Fatores de risco. Pessoas com histórico familiar da doença, com sobrepeso ou obesidade, fumantes, profissionais que passam períodos prolongados sentados ou em pé, pacientes oncológicos, mulheres, principalmente as que fazem uso de anticoncepcional oral por longo período ou gestantes.
Sintomas. Alguns sinais podem indicar o risco de desenvolver trombose. Na fase inicial pode ocorrer dor, vermelhidão e inchaço nas pernas. O sintoma é unilateral, mais frequentemente na perna esquerda. Pode haver dificuldade de caminhar. Na fase mais tardia, pode provocar dor crônica, desconforto, inchaços e nos casos mais graves úlcera varicosa.
No entanto, a trombose também pode ser assintomática ou oligossintomática (sintomas leves), condição frequente entre 40% e 50% dos casos.
Diagnóstico. Depende da história do indivíduo no qual seus fatores de risco são evidenciados e dos resultados de exames. Primeiramente, é realizada uma análise clínica.
O exame mais usado é a ultrassonografia com doppler vascular, que avalia o estado das veias dos membros inferiores, podendo identificar eventuais coágulos.
Outro exame utilizado é a dosagem sanguínea do dímero D, um teste de triagem que, se negativo, praticamente exclui a hipótese de tromboembolismo, mas, se positivo, sugere a presença de um trombo ou embolia no organismo, sendo necessária confirmação por outros exames radiológicos.
Tratamentos. Um deles consiste no uso de meias compressivas e de anticoagulantes que evitam a solidificação do sangue e de trombolíticos que auxiliam na dissolução dos trombos.
Em casos graves em que o paciente possui trombos mais extensos e volumosos e não responde ao tratamento medicamentoso, a implantação de stents, que é feita sem cortes e por meio de cateteres, pode ser indicada.

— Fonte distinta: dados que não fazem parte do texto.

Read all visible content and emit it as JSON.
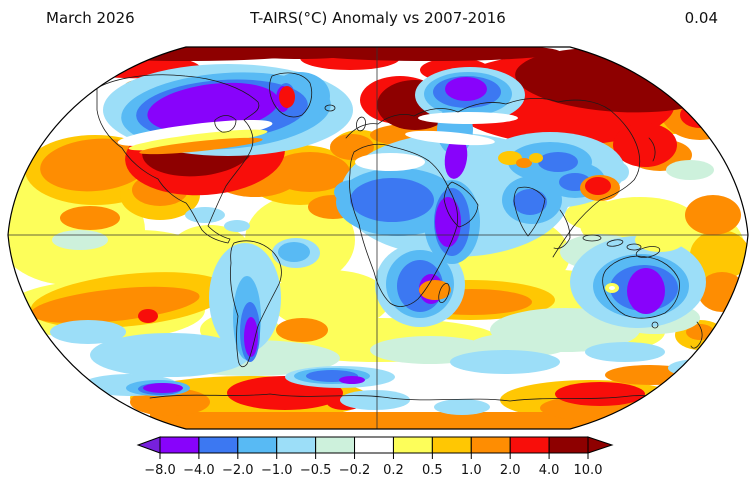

Atualmente, existem os stents venosos, que diferentemente dos stents de uso arterial, possuem maior diâmetro, considerando o calibre das veias, são mais longos para serem implantados nas veias de membros inferiores, mais precisos e apresentam maior força radial.
Perigo. A trombose pode ser perigosa e gerar úlceras nas pernas de difícil cicatrização e problemas de mobilidade, interferindo diretamente na qualidade de vida e bem-estar do paciente. Se não tratada e acompanhada por um médico regularmente, pode matar.
Isso acontece quando o coágulo se desprende e se movimenta na corrente sanguínea, em um processo chamado de embolia, que pode levar a lesões graves na região, e provocar sobrecarga do coração e arritmias, é o caso da embolia pulmonar.
Fonte: Fabio Rossi, presidente da SBACV-SP (Sociedade Brasileira de Angiologia e Cirurgia Vascular de São Paulo), coordenador de cirurgia vascular e endovascular no Instituto Dante Pazzanese e presidente do Instituto de Excelência em Doenças Venosas, ambos em São Paulo.